Deepfakes in der EU: Warum die Definition das Problem für den Handel wird

Deepfakes sind längst nicht mehr nur ein Thema für Fake-Videos oder politische Manipulationen. In der EU sorgt die unklare Definition von Deepfakes nun für Herausforderungen, besonders im Einzelhandel und der Werbung.
Ein Beispiel: Ein Möbelhaus nutzt KI, um fotorealistische Bilder von Sofas in verschiedenen Wohnzimmern zu erzeugen. Laut der aktuellen EU-Regelung könnten solche KI-generierten Bilder als Deepfakes eingestuft werden, obwohl sie keine Täuschung im klassischen Sinne darstellen.

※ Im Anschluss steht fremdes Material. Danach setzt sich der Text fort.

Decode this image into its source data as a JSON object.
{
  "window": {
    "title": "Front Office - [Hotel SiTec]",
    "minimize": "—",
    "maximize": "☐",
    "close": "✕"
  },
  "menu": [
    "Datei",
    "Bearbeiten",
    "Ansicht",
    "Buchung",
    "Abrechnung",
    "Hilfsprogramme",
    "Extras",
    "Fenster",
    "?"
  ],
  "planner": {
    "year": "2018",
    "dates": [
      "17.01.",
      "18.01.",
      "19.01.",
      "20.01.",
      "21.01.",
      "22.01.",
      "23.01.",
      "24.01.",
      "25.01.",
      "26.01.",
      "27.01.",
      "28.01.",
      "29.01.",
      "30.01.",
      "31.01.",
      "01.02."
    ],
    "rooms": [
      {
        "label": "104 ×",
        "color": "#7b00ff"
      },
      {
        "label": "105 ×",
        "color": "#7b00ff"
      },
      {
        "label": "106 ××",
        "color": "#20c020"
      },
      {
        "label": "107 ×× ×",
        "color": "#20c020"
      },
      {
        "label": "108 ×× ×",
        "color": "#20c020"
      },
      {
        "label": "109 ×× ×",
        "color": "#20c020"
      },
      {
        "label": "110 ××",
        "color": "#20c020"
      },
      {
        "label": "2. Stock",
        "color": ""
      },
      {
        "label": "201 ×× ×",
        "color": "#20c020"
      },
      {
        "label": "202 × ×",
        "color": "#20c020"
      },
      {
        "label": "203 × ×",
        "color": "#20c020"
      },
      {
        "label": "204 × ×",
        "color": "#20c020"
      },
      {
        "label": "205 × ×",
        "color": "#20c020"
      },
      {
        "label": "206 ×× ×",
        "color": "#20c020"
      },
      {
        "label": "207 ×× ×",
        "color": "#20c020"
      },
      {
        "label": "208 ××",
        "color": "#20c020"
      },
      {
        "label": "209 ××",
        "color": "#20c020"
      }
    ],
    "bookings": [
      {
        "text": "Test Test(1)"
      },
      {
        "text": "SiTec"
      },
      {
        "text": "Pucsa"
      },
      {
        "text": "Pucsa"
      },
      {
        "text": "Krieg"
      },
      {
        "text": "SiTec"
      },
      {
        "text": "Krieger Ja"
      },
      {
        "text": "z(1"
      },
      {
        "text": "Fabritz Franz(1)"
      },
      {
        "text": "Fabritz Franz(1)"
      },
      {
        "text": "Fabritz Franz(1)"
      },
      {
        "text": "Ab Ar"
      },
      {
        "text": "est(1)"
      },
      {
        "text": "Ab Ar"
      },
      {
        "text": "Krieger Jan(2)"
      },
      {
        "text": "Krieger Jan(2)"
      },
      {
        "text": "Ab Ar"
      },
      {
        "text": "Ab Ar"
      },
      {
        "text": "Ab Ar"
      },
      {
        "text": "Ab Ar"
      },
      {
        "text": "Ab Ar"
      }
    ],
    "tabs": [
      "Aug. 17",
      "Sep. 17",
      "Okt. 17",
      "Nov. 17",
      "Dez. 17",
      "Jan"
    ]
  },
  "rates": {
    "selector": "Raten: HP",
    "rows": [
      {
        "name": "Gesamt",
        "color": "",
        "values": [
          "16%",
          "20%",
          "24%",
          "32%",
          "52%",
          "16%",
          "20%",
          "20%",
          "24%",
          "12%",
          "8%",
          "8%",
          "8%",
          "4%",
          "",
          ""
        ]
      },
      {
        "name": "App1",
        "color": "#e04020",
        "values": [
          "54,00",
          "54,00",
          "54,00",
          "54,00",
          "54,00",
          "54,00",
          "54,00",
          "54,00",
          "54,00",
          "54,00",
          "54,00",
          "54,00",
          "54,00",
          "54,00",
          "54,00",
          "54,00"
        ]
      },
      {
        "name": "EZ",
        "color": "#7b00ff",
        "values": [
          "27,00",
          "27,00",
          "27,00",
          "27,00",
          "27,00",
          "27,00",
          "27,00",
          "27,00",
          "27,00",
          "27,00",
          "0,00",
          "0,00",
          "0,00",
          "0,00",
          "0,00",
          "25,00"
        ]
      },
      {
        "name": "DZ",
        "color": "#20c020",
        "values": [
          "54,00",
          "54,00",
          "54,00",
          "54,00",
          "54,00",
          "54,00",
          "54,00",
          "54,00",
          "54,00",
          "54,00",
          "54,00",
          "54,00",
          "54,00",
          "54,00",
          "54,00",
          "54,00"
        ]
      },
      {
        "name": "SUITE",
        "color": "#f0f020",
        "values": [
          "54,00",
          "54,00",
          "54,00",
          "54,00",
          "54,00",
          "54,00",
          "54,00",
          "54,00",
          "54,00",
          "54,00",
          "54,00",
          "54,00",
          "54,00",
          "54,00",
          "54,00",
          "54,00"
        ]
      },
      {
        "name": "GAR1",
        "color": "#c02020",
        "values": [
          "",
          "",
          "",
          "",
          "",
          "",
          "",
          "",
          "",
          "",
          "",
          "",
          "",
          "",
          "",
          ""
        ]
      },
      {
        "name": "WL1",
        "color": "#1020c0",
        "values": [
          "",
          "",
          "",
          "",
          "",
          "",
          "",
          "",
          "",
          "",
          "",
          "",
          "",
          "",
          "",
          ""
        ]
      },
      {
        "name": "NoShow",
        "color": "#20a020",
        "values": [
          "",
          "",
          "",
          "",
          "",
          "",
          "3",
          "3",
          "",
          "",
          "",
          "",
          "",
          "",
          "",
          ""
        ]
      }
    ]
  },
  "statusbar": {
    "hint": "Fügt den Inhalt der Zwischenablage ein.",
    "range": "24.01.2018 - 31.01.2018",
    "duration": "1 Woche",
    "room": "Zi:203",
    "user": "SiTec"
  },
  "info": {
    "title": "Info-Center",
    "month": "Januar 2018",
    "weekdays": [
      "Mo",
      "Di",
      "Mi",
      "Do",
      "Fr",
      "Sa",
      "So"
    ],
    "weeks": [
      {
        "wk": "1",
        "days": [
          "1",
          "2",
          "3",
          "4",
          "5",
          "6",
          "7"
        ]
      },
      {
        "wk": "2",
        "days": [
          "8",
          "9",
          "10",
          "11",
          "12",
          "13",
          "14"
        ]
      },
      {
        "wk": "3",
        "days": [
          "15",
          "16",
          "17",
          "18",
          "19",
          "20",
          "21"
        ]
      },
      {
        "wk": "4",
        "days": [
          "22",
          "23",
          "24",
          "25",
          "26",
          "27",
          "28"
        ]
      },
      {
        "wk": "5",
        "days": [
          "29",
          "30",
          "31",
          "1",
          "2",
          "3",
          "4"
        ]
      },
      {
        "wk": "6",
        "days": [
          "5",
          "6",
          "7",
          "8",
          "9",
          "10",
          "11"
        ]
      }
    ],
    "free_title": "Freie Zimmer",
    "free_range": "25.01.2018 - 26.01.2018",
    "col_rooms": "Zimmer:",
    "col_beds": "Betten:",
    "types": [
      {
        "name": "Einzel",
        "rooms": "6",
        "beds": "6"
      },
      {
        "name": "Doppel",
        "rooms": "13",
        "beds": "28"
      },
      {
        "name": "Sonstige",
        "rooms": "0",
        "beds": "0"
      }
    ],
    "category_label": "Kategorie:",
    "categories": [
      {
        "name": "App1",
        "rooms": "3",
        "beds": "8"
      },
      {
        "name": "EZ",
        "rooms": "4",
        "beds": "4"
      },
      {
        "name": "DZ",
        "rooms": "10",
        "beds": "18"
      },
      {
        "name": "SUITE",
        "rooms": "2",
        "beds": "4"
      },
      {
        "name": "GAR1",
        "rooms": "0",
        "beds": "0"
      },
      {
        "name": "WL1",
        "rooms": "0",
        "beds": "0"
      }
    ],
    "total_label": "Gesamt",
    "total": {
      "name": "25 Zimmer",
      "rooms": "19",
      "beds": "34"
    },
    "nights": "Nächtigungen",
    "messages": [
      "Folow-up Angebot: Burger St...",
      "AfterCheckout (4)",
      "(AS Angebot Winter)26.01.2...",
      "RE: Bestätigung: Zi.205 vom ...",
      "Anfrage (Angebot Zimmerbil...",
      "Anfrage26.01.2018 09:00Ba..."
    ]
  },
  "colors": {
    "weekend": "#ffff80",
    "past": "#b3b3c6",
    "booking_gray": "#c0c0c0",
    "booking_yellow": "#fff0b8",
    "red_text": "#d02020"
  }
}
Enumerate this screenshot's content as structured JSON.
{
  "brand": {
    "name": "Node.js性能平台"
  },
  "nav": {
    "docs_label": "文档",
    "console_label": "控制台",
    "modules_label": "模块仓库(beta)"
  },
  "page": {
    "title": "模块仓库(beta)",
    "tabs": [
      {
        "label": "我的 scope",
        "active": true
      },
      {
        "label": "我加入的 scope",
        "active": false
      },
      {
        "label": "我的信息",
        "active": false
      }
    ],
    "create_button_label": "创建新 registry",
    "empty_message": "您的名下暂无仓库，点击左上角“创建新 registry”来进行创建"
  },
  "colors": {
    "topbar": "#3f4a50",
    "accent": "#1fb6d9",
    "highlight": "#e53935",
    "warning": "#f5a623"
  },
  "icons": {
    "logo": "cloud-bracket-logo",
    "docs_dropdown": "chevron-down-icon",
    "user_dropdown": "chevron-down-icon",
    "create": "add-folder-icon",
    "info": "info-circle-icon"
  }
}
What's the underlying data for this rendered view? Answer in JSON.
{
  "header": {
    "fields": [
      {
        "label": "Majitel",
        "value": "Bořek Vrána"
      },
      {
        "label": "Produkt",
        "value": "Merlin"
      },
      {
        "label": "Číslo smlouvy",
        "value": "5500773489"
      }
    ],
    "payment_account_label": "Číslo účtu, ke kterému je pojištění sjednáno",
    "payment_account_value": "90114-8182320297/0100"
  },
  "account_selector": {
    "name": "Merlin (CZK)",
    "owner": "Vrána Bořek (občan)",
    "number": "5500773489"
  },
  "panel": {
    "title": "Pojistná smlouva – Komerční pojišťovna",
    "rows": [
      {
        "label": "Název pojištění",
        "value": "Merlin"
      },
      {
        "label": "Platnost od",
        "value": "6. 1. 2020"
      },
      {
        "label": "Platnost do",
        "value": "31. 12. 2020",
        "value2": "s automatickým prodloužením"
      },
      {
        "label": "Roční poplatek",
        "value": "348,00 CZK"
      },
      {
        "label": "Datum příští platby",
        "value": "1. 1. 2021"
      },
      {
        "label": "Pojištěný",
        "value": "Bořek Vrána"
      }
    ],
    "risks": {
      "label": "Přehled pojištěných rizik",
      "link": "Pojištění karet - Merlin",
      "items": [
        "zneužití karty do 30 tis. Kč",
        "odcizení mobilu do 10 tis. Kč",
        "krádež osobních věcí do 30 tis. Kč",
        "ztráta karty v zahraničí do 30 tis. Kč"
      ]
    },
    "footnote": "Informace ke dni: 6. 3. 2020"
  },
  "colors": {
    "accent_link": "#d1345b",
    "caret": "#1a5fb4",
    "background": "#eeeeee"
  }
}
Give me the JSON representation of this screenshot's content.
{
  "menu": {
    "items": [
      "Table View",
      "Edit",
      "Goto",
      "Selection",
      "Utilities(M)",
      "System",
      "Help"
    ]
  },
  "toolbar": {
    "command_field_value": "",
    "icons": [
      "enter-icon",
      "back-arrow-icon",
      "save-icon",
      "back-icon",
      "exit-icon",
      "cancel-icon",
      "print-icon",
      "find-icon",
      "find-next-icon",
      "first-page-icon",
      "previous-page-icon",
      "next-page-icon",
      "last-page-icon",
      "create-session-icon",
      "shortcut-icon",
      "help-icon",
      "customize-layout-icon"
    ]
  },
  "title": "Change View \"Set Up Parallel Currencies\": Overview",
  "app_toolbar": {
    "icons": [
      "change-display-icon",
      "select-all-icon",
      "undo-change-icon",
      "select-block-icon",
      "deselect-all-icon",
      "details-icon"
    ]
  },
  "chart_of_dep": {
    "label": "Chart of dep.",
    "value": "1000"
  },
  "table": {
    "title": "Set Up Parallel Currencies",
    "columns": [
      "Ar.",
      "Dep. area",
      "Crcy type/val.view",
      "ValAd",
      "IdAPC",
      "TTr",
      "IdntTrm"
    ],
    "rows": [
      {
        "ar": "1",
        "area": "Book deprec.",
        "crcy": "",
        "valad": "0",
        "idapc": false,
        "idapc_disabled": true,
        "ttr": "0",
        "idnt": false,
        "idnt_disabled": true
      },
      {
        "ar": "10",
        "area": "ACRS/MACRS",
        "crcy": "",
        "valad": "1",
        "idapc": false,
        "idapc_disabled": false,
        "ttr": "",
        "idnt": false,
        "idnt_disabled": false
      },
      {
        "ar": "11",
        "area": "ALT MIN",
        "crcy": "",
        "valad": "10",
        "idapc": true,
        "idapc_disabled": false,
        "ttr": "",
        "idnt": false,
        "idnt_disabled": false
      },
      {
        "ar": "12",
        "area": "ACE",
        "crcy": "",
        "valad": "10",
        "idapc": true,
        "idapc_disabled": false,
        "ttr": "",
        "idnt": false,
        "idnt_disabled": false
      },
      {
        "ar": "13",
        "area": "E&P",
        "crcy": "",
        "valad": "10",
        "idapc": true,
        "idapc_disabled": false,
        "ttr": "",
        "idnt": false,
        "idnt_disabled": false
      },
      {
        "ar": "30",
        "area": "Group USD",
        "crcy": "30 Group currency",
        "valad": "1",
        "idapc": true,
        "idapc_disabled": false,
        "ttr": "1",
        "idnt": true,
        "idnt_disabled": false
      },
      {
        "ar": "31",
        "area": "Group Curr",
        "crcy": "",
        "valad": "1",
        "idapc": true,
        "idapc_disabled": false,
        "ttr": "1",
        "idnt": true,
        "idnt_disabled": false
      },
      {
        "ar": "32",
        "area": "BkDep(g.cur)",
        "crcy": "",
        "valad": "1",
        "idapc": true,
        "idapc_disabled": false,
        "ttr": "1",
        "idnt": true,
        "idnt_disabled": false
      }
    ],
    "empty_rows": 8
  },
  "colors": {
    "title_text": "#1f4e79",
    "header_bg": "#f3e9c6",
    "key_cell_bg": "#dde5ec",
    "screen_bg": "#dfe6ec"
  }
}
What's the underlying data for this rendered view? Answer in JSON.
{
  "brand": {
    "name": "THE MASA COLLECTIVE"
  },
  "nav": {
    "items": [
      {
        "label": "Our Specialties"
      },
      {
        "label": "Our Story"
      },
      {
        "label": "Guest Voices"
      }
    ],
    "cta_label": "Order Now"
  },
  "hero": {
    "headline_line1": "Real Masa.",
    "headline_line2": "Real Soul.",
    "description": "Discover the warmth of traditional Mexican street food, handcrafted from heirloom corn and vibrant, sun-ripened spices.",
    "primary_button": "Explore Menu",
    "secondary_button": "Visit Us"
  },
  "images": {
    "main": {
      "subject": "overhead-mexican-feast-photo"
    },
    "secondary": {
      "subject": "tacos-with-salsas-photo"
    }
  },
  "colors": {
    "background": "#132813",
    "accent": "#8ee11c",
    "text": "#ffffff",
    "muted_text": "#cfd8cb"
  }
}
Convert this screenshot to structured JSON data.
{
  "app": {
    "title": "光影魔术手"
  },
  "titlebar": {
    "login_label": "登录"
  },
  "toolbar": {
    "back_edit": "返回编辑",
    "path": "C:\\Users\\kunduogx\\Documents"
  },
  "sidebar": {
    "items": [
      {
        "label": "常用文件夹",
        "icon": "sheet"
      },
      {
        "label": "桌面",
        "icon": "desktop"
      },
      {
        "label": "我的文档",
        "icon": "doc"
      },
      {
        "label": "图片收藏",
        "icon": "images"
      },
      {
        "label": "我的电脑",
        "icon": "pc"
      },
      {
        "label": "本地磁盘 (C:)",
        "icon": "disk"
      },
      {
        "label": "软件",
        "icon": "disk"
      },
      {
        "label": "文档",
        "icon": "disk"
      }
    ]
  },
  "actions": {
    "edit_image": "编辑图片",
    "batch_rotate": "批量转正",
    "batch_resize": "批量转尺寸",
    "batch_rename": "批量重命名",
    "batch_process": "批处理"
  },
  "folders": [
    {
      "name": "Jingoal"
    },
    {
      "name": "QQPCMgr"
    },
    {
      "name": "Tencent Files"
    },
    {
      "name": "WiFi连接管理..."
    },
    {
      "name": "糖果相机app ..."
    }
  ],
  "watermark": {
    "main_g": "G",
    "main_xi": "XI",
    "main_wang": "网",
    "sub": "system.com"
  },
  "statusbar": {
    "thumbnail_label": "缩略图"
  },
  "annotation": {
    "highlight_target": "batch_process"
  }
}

Was sind Deepfakes laut EU?
Die EU führt ab August ein Gesetz ein, das KI-generierte oder -veränderte Inhalte, sogenannte Deepfakes, klar kennzeichnen soll. Ziel ist Transparenz für Verbraucher:innen, damit sie wissen, wann Inhalte von künstlicher Intelligenz erstellt oder manipuliert wurden.
Allerdings ist die Definition sehr breit gefasst: Sie umfasst vollständig KI-erstellte Inhalte, aber auch teilweise mit KI veränderte Medien. Dabei ist nicht klar, ob etwa ein KI-generiertes Produktfoto eines Sofas wirklich als Deepfake gelten soll.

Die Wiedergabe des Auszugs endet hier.